I've advocated the Television Vertical Sweep Deflection tubes. The oldest ones were twin medium/low-Mu triodes like a heavy-duty 12AU7, but the last big tube TV sets used a high-Mu triode with a small power triode or pentode. 6EM7 is the biggest of the US breed with triode output. I know there is a smaller Euro tube that has become faddish for small hi-fi speaker amps. That's pentode output but it can be strapped triode. And the TV V-sweep tubes are often very cheap: huge numbers were made, replacement market was once strong, and all those TV sets are now gone.
> is there some better, perhaps with transformer models out there?
I'm an old fart and I think SPICE is a waste of time unless you can sketch-out and estimate your design on the back of a cocktail napkin. SPICE can do the math to high precision, but it will never tell you that R16 R9 are a waste of several pennies, and it won't tell you the noise disadvantage of R12 unless you ask very carefully.
I suspect SPICE itself does not know what a transformer is. There are several ways to make one, and some vendors may have pre-made transformer models.
What I've always done in Pspice is:
Put in a coil. I usually know the impedance, and the lowest frequency it needs to keep impedance. From that I know what inductance I need. For 200Ω source and 20Hz, about 2 Henries. If you are not modeling a specific transformer, an approximate value is OK. Don't get silly, like 1,000H, because there may be places like C9 where an unrealistic inductance will give unrealistic results.
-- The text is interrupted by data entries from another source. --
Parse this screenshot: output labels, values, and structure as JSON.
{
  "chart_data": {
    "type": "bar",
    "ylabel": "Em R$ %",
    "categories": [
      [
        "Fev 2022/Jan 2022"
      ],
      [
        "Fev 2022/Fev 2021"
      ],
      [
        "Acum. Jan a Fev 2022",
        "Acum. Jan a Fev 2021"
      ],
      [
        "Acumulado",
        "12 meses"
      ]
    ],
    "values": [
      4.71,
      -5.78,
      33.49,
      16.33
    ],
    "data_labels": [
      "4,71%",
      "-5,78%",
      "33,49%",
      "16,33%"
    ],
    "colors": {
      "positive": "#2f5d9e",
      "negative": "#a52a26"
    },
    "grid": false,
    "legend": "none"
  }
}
Put in another coil for the secondary. Assuming good coupling (always true in audio) its inductance is higher than the primary inductance by the impedance ratio or the square of the turns ratio. For 2H primary and 1:4 turns, the secondary will be 32H.
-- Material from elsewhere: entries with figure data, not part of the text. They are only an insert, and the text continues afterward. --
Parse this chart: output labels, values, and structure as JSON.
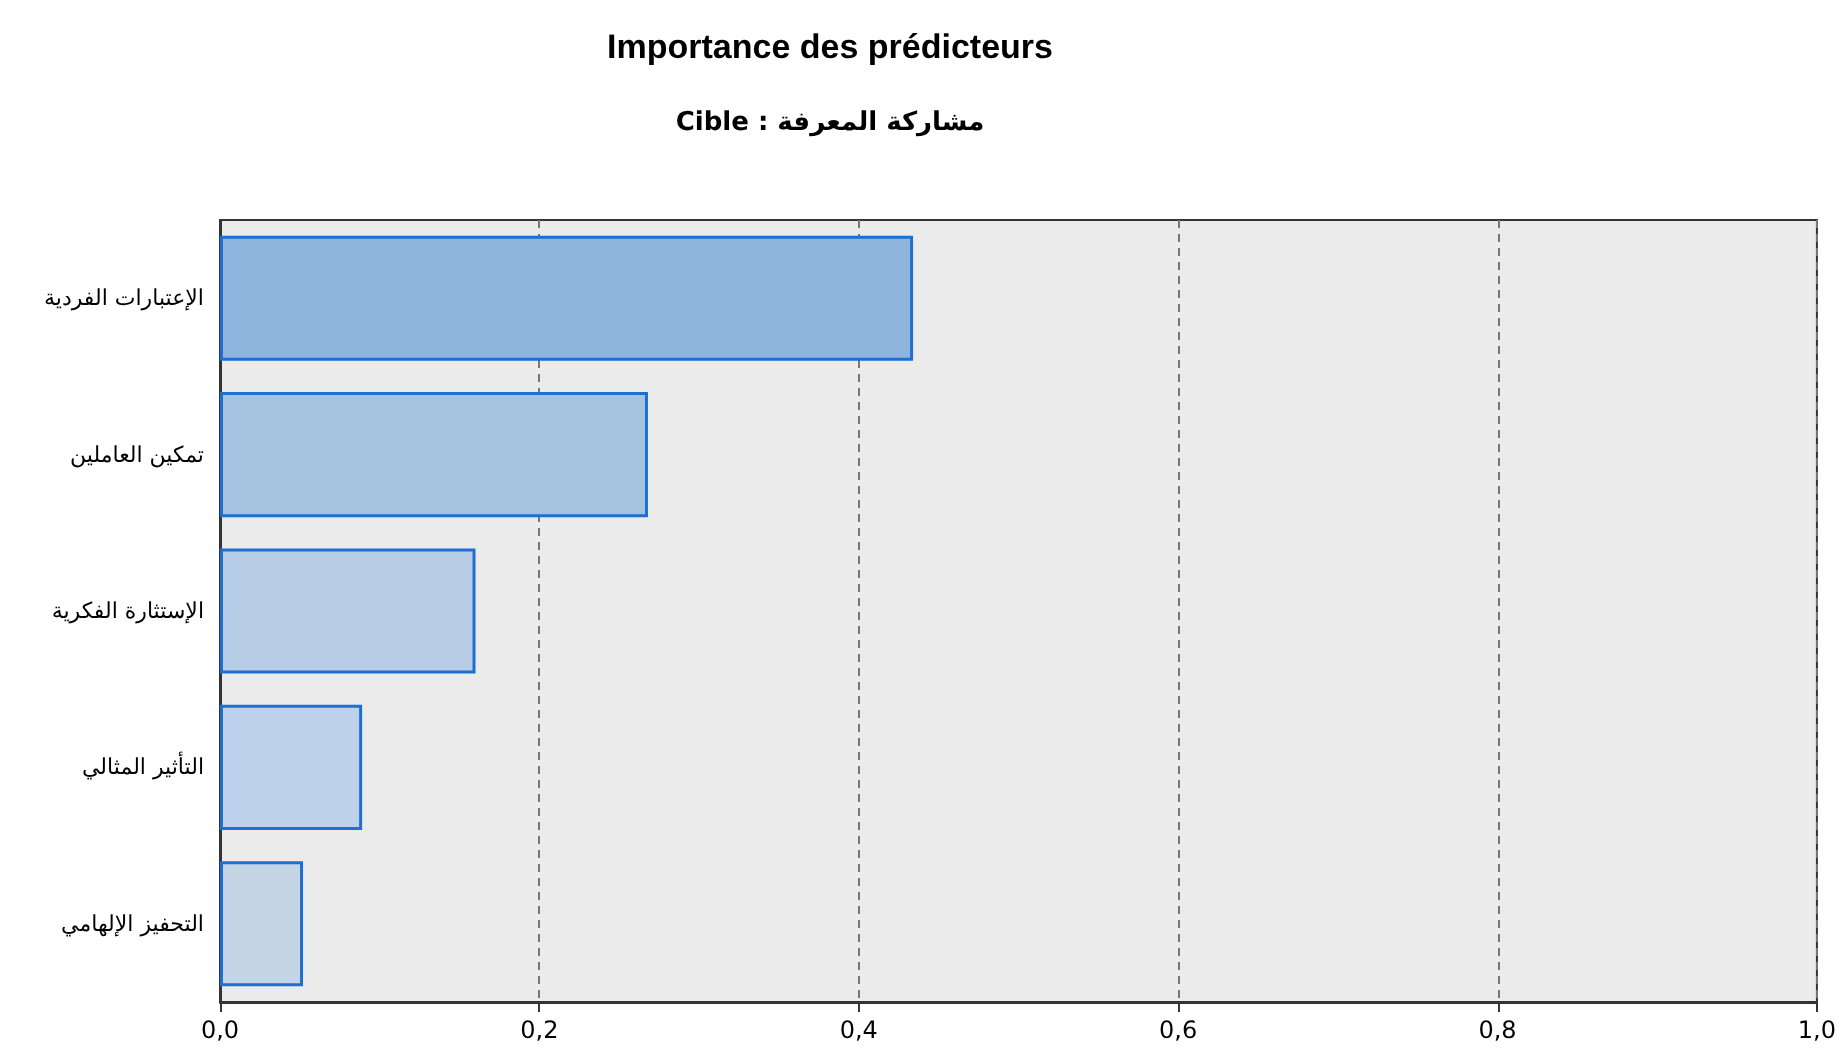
{
  "chart_data": {
    "type": "bar",
    "orientation": "horizontal",
    "title": "Importance des prédicteurs",
    "subtitle": "Cible : مشاركة المعرفة",
    "categories": [
      "الإعتبارات الفردية",
      "تمكين العاملين",
      "الإستثارة الفكرية",
      "التأثير المثالي",
      "التحفيز الإلهامي"
    ],
    "values": [
      0.434,
      0.268,
      0.16,
      0.089,
      0.052
    ],
    "colors": [
      "#8db4dd",
      "#a6c2e1",
      "#b7cde6",
      "#bdd2ea",
      "#c5d5e5"
    ],
    "xlim": [
      0,
      1
    ],
    "xticks": [
      {
        "value": 0,
        "label": "0,0"
      },
      {
        "value": 0.2,
        "label": "0,2"
      },
      {
        "value": 0.4,
        "label": "0,4"
      },
      {
        "value": 0.6,
        "label": "0,6"
      },
      {
        "value": 0.8,
        "label": "0,8"
      },
      {
        "value": 1,
        "label": "1,0"
      }
    ],
    "grid": "x"
  }
}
Then you need to couple the two coils together. In Pspice, we have a K_linear. This takes the name of 2 to 4 inductors, and a "COUPLING" value. In audio terms, L*(1-Coupling) is your series leakage inductance, and 1/(1-Coupling) is in many cases your relative bandwidth (Coupling=0.999 on 2H gives 2mH leakage inductance and probably roughly 1:1,000 or 20Hz-20KHz bandwidth). The coupling of an ideal audio transformer is 1.0, but that is physically impossible and SPICE will barf. Realistic values for coupling run from 0.99 for split-bobbin power transformer to over 0.9999 for a highly interwound audio transformer. If not modeling a specific part, use 0.9999 and remember that your real iron probably won't be as good.
This model neglects winding resistance, core loss, and parasitic capacitance. Resistances can be added, in fact classic SPICE may barf on a zero-ohm coil. But in most audio the resistance losses are small. Not negligible, but small. I often neglect them, and round-down the results. For most audio iron-core inductors giving less than 1K impedance, parasitic capacitance is negligible over the range of human hearing, but over 10K it dominates a design just trying to hit 20KHz, and even at 1K impedance you may need to add capacitance to show supersonic effects that can be heard in the audio band.
Actually, my copy of Pspice has a part "XFRM_LINEAR" that is two coils and a Coupling value, plus a pre-made graphic. So it is equivalent to the above process except limited to two coils.
There is also "XFRM_NONLINEAR", which takes the same parameters but must be different. Since I don't see where to specify the nonlinearity, and hope my audio iron is always linear, I don't use it. Obviously a switching regulator simulator must be rich with non-linear iron, since switchers usually run near to or past the knee of the iron or ferrite.